そんなあゆ美を容赦なく追い詰めるちあき。

「責任?あなたがどう責任を取るって言うの?」

あゆ美は涙を拭い、ちあきにすがりながら精一杯頼んだ。

「ちあき、お願い!
もう一度だけチャンスをちょうだい。
勉君のケガが治るまで撮影を延期してほしいの。」

あゆ美は無理を承知でちあきに頼み込んだ。

「正気?この撮影がどれだけの時間とお金がかかってると思っているの?
50人のスタッフが今日の撮影のために東京から来て準備をしているのよ。
それをあなたたちが……冗談じゃないわよ!」

「でも勉君がいないと撮影ができないでしょ?!」

「そうよ、その通りよ。
それがわかっていてなぜ勝手に外出なんかさせたの?」

あゆ美はそれ以上言い返せなかった。

「見損なったわ。
あなたを信じた私がバカだったのよ。」

「ちあき…」

「もうあなたたちにはこの仕事からは一切降りてもらうから。あとはこっちで何とかするわ。
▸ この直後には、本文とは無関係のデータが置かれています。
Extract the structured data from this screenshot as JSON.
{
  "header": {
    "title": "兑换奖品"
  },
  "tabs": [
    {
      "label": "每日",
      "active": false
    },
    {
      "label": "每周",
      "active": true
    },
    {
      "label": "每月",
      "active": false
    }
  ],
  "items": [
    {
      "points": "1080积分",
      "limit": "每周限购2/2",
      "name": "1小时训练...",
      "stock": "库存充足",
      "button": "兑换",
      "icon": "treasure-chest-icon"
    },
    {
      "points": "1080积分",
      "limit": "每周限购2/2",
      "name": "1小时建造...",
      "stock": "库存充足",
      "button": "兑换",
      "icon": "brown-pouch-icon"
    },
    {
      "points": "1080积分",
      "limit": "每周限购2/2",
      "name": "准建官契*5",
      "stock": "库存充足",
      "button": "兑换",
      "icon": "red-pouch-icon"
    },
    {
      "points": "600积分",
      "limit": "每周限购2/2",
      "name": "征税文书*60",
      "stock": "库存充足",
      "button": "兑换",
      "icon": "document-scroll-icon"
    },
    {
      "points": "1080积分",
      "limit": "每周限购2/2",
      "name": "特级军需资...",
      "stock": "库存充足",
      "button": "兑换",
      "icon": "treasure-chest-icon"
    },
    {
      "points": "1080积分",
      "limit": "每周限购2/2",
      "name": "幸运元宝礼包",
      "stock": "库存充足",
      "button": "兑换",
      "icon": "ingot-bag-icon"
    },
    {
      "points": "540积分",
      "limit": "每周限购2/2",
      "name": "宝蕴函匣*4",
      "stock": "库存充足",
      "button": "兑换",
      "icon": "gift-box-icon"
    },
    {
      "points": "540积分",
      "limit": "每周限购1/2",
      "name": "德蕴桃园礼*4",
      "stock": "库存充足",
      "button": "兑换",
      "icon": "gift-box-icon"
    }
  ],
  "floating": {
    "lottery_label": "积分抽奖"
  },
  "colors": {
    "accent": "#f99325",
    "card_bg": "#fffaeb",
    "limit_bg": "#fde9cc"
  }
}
」

あゆ美は最後の望みを託してその場で膝まづいた。

「ちあき、お願い!
それだけは…」

バタンッ!

振り返る事なく、ちあきは出て行った。

重苦しい空気がこの部屋全体を包み込む。

さっきまで聞こえていたあゆ美のすすり泣く声がぴたりと止まった。

そして我慢していた思いが一気に爆発したように号泣しはじめた。